■男子女子ともに人気だったレジェンド級特撮番組『美少女仮面ポワトリン』
恐らく一番有名な東映不思議コメディーシリーズであろう作品が美少女シリーズ三作目となる『美少女仮面ポワトリン』だ。平均視聴率15%を記録した人気番組ということだけでなく、2012年には現代向けにリニューアルされたポワトリンが仮面ライダーウィザード&フォーゼとともに映画『MOVIE アルティメイタム』にゲスト出演をしていた。昭和時代を知らない若い特撮ファンでも知っている人は多いのではないだろうか。
また現在放送中の『暴太郎戦隊ドンブラザーズ』(テレビ朝日系)では、ドン22話「じごくマンガみち」で「ポワトリン」をモチーフとしたネタが組み込まれた。鬼頭はるかがソノザに漫画の続きを無理やり描かされるというエピソードで、妄想した漫画「新章 初恋ヒーロー」の中でオニシスターが「ポワトリン」風の仮面姿に変身するというもの。まさかの令和の時代に同作のパロディネタが出たことでSNSでもすぐに話題となり「ポワトリン」が一時トレンド入り。それだけ特撮ファンにとって重要な作品のひとつなのだ。

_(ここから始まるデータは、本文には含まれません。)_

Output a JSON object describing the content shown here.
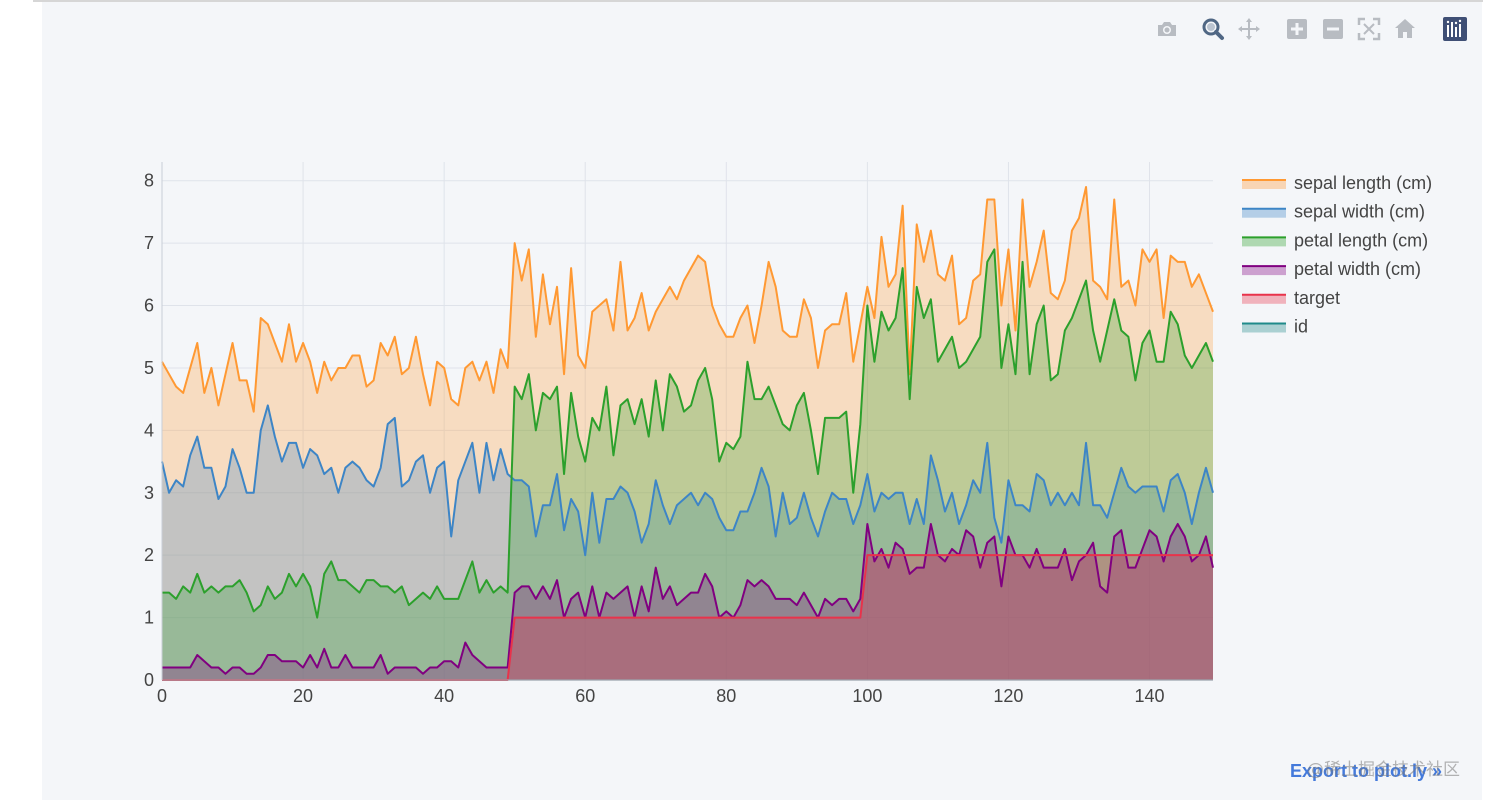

前作までの中華風から一変し、同作のモチーフはフランス。花島優子さん演じる普通の高校生だった主人公・村上ユウコが、初詣で訪れた神社で美少女仮面ポワトリンに変身する能力を授けられ町内にあらわれる怪人たちと戦うという物語。変身した後の姿はアラン・ドロンの「怪傑ゾロ」をモチーフとしており、白のミニのワンピースに赤いマントを羽織り、マスクをつけて正体を隠している。この姿がシリーズ中でも屈指のかっこよさで、「愛ある限り戦いましょう。命、燃え尽きるまで」というキャッチーな決めゼリフも秀逸。男子女子ともども人気があった作品。

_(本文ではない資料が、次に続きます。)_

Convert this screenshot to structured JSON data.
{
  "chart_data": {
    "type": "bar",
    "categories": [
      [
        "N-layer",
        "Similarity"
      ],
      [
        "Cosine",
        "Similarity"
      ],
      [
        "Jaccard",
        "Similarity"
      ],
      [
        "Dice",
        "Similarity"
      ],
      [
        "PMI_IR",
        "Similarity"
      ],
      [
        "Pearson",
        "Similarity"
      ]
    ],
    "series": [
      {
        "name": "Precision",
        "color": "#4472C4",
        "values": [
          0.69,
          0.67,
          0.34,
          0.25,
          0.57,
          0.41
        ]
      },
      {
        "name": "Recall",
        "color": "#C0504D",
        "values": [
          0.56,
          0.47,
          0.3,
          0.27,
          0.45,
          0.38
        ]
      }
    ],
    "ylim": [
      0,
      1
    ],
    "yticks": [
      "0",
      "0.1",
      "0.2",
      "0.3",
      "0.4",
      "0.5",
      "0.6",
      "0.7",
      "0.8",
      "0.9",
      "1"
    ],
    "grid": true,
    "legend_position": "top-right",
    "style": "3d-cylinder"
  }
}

同作が後のアニメや特撮に与えた影響は大きく、『美少女戦士セーラームーン』の漫画家・武内直子氏は、セーラームーンを書くにあたって、ポワトリンの影響を強く受けていると語っている。特撮作品全体としても美少女ヒロイン作品としても、レジェンド級の作品なのだ。
そしてその後、エジプト風のヒーロー『不思議少女ナイルなトトメス』、浦島太郎をモチーフとした『うたう!大龍宮城』が作られ、1993年の『有言実行三姉妹シュシュトリアン』で「東映不思議コメディー」は幕を閉じる。
近年では『アイドル×戦士 ミラクルちゅーんず!』をはじめとするガールズ×戦士シリーズも人気となり、女性キャストをメインとした特撮作品が増えている。「東映不思議コメディー美少女シリーズ」復活の日を待っているのは筆者以外にも少なくないはずだ。